Curious what the lathe is. My first thought was something really small, Chinese mini-lathe or maybe an Atlas 6", but what I see in the photos looks more substantial like a vintage 9" or 10" South Bend or Logan maybe? Certainly makes breaking it that way even more surprising.
 
Curious what the lathe is. My first thought was something really small, Chinese mini-lathe or maybe an Atlas 6", but what I see in the photos looks more substantial like a vintage 9" or 10" South Bend or Logan maybe? Certainly makes breaking it that way even more surprising.
Logan 9", not sure of vintage, I believe it's from the early '60s.

I just torqued head bolts last week with a calibrated torque wrench so I have valid de-facto calibration cert on my right arm, and according to its muscular strain gauge the thing broke at around 30ft-lbs. I was surprised too, still am.

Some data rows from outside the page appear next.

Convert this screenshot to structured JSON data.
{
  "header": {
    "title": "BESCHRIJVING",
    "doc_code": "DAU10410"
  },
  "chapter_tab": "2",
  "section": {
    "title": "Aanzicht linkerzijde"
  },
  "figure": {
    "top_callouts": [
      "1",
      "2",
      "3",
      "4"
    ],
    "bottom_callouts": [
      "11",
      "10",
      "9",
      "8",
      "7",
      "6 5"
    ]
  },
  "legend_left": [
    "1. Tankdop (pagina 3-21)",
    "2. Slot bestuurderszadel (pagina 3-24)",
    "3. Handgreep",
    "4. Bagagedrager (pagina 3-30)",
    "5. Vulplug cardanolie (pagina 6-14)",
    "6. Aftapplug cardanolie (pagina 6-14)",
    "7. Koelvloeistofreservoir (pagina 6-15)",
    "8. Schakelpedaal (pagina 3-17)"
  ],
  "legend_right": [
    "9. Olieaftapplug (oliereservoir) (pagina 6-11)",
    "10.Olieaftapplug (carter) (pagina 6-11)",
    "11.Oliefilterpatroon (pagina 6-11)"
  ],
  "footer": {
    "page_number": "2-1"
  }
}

I think something had to have been jammed in there to upset the balance of forces and make it break. I'm sure I've put more torque than that on it before and it didn't break.
 
Yeah, super glue (CA glue). It probably won't help; if it holds, it will be the bolts holding it, but putting the glue on there was an added step that let me feel like I did everything I could to keep it together.

On the other hand, super glue has been known to be sufficient for temporarily holding workpieces to faceplates and such, so, ... maybe it was worthwhile? Yeah, I'm going to go with that. It was totally worth my time.